WASHINGTON DC - Helen de Ocampo led her 33-year-old son John Eric to their new home in Fort Washington, Maryland over the weekend – a world away from the virtual cages and beatings he grew up with in the Philippines.
John Eric is severely disabled. A bout with meningitis left him mentally damaged and retarded as a child. With half his body paralyzed, he can barely speak or hear. But his physical defects were the least of his ordeal.
Helen’s troubled marriage finally disintegrated when John Eric was only 14. She decided to try rebuilding her life in America, where her 5 siblings lived. She entrusted the boy to her estranged husband in Loang, Northern Samar, promising to send money to help support him.
Deprived of a mother’s nurturing care, John Eric’s life quickly spiraled into a hellish world of deprivation and abuse.
Because she kept sending money to her ex-husband, Helen believed John Eric was being cared for. After all, she told us, he was living with his father.
“For years, I asked his father if I could take John with me, and he always said no,” Helen explained.
In 2007, her brother’s wife in Florida vacationed in the Philippines and offered to look into John Eric. She found him in a half-abandoned padlocked shack no larger than a 5x5-feet cubicle with no toilet and a floor made of dirt.
Helen quickly organized a rescue and through her in-law’s help brought John Eric to the Calamba Medical Center in Laguna. The doctors quickly became suspicious of his bloated abdomen and operated on his intestines which, they discovered in horror, was filled with dirt and even pieces of plastic straw and cellophane.
Helen by then had acquired US citizenship and filed a petition to bring John Eric to the US. But the average wait for a child older than 18-years-old currently stands at 13 years. She became even more distressed after learning that the cousin she had entrusted John Eric to after the surgery was also beating him up.
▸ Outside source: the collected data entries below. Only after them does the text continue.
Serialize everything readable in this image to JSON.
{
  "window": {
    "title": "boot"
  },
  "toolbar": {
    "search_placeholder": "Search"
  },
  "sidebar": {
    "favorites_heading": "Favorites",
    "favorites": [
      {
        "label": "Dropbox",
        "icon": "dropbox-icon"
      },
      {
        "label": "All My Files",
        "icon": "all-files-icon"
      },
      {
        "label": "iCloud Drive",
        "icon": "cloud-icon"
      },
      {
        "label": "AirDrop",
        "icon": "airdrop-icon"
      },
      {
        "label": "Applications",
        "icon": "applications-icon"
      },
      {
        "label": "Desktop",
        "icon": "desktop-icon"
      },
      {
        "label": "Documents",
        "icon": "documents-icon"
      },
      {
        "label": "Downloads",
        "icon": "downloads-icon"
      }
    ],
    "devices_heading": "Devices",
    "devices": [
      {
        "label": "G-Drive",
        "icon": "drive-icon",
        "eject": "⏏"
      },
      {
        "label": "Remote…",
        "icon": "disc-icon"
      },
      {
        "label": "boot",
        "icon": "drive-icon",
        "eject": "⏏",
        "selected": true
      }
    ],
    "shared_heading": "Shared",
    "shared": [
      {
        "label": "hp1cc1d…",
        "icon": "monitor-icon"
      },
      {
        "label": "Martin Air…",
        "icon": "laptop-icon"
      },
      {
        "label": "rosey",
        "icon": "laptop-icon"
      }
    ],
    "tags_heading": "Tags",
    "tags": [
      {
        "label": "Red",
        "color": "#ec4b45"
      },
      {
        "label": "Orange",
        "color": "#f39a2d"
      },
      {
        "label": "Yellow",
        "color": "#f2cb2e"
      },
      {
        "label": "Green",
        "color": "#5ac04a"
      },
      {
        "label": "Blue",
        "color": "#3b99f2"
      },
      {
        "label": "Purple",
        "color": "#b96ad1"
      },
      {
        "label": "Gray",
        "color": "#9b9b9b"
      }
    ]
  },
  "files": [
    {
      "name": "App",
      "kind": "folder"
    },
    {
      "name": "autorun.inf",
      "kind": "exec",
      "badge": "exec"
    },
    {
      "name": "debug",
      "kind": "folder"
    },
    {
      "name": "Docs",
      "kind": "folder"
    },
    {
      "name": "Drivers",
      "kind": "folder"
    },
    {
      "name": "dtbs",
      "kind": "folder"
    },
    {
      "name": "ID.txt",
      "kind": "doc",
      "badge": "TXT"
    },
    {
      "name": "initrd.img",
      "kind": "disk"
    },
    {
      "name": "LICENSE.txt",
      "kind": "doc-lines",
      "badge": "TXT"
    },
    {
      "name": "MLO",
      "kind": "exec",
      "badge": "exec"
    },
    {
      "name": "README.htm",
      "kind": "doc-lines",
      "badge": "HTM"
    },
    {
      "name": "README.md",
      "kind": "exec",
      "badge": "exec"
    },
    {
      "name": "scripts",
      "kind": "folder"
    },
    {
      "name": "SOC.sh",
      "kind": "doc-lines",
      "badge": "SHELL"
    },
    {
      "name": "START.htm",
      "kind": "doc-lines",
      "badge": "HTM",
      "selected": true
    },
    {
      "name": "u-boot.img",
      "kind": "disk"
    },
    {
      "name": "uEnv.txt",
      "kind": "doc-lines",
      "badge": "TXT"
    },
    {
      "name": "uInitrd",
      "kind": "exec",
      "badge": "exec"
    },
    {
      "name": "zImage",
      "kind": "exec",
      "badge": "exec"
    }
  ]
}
“When we first filed the petition, John Eric still had all his teeth,” lawyer Arnedo Valera, executive director of the Virginia-based Migrant Heritage Commission (MHC), told us. “Now, he’s lost most of them.”
Perhaps by a stroke of luck, Kenneth Lutbecker, chief of the humanitarian branch of the Office of Refugees, Asylum and International Operations at the State Department, took an interest in John Eric’s case. They initially denied Valera’s pleadings but the family (Helen has since remarried to Albert de Ocampo) filed an appeal.
“We didn’t even know that John Eric’s case has significant public benefit, but that was the reason cited by the US government to grant our appeal and give John Eric a humanitarian parole,” Valera explained.
It was so unusual that the US Embassy in Manila initially rejected the humanitarian parole papers that Helen hand-carried there.
According to Valera, the humanitarian parole has to be approved by Homeland Security Secretary Janet Nepolitano herself. The Department of Homeland Security (DHS) apologized for the mix-up and transmitted the documents that allowed Helen to get a “boarding pass” for her son.
“It wasn’t even a visa,” Valera averred, “but had the force of clearly demonstrating the great compassion of the United States for people like Helen and her son who was a victim of a severe injustice.”
Helen, who earned a nursing degree from the Columbia Union College, is now looking forward to a future with John Eric and her husband Albert.
The pain may have stopped but it could take years for John Eric to overcome the trauma of nearly two decades of physical and mental torture. It's going to be process for him as well as for Helen and Albert, but at least now he’s got a chance.